En el cuarto piso, el grupo de Richards fue el primero en ser conducido a una gran habitación sin muebles en cuyas paredes se abría algo parecido a bocas de buzón. Volvieron a mostrar sus tarjetas y las puertas del ascensor se cerraron con un suspiro a sus espaldas.
Un tipo enjuto con una incipiente calvicie y el emblema de la Comisión de Concursos (la silueta de una cabeza humana superpuesta a una antorcha) en su bata blanca entró en la habitación.
—Desnúdense y saquen todos los objetos de valor de sus ropas —dijo—. Luego, tiren éstas en las ranuras del incinerador. Se les facilitarán monos de trabajo a cargo de la Comisión. —Después, con una sonrisa magnánima, añadió—: Podrán ustedes conservar esos monos, sea cual fuese la resolución final de la Comisión.
Hubo algunos gruñidos, pero todo el mundo obedeció.
—Apresúrense —dijo el hombre, mientras daba un par de palmadas como un maestro de escuela que señalara el final del recreo—. Nos queda mucho por delante.
—¿Usted también va a ser concursante? —preguntó Richards.
El hombre le dedicó una mirada de desconcierto. Al fondo, alguien rió disimuladamente.
—No importa —añadió Richards, mientras se quitaba los pantalones.

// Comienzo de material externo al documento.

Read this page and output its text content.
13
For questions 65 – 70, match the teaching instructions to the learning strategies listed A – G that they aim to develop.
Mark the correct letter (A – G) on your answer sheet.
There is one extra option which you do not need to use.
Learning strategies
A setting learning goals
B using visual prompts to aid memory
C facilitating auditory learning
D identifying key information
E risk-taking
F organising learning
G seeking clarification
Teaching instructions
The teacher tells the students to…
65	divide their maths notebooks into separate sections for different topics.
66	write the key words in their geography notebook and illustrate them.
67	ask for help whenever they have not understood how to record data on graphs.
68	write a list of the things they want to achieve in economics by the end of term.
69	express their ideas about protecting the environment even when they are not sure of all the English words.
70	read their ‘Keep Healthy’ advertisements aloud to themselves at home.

Sacó sus míseros objetos de valor e introdujo la camisa, los pantalones y los calzoncillos por una de las ranuras. Abajo, a considerable distancia, se produjo un breve y voraz destello de llamas.
Se abrió la puerta del otro extremo (siempre había una puerta en el otro extremo: eran como ratas en un enorme laberinto escalonado piso a piso; un laberinto norteamericano, pensó Richards) y unos hombres entraron unas grandes cestas rodantes, cada una de ellas con monos de una talla distinta. Los había pequeños, medianos, grandes y extra grandes. Richards escogió uno de estos últimos por su estatura; pensó que le vendría ancho de hombros, pero se ajustó perfectamente a él. El tejido era suave, adherente, casi sedoso, aunque más resistente que la seda. Una única cremallera de nailon recorría la prenda de arriba abajo. Todos los monos eran de color azul marino y llevaban en el bolsillo superior del costado derecho el emblema de la Comisión. Al ver que todo el grupo lo llevaba, Ben Richards sintió que había perdido su rostro.
—Por aquí —les indicó el hombre, haciéndoles pasar a otra sala de espera. El inevitable Libre-Visor parloteaba sin cesar—. Serán llamados en grupos de a diez.
La puerta situada detrás del Libre-Visor llevaba otro rótulo que decía POR AQUÍ, acompañado de otra flecha.
Tomaron asiento. Al cabo de un rato Richards se levantó y se acercó a la ventana. Ahora estaban más arriba, pero seguía lloviendo. Las calles aparecían húmedas, negras y resbaladizas. Se preguntó qué estaría haciendo Sheila.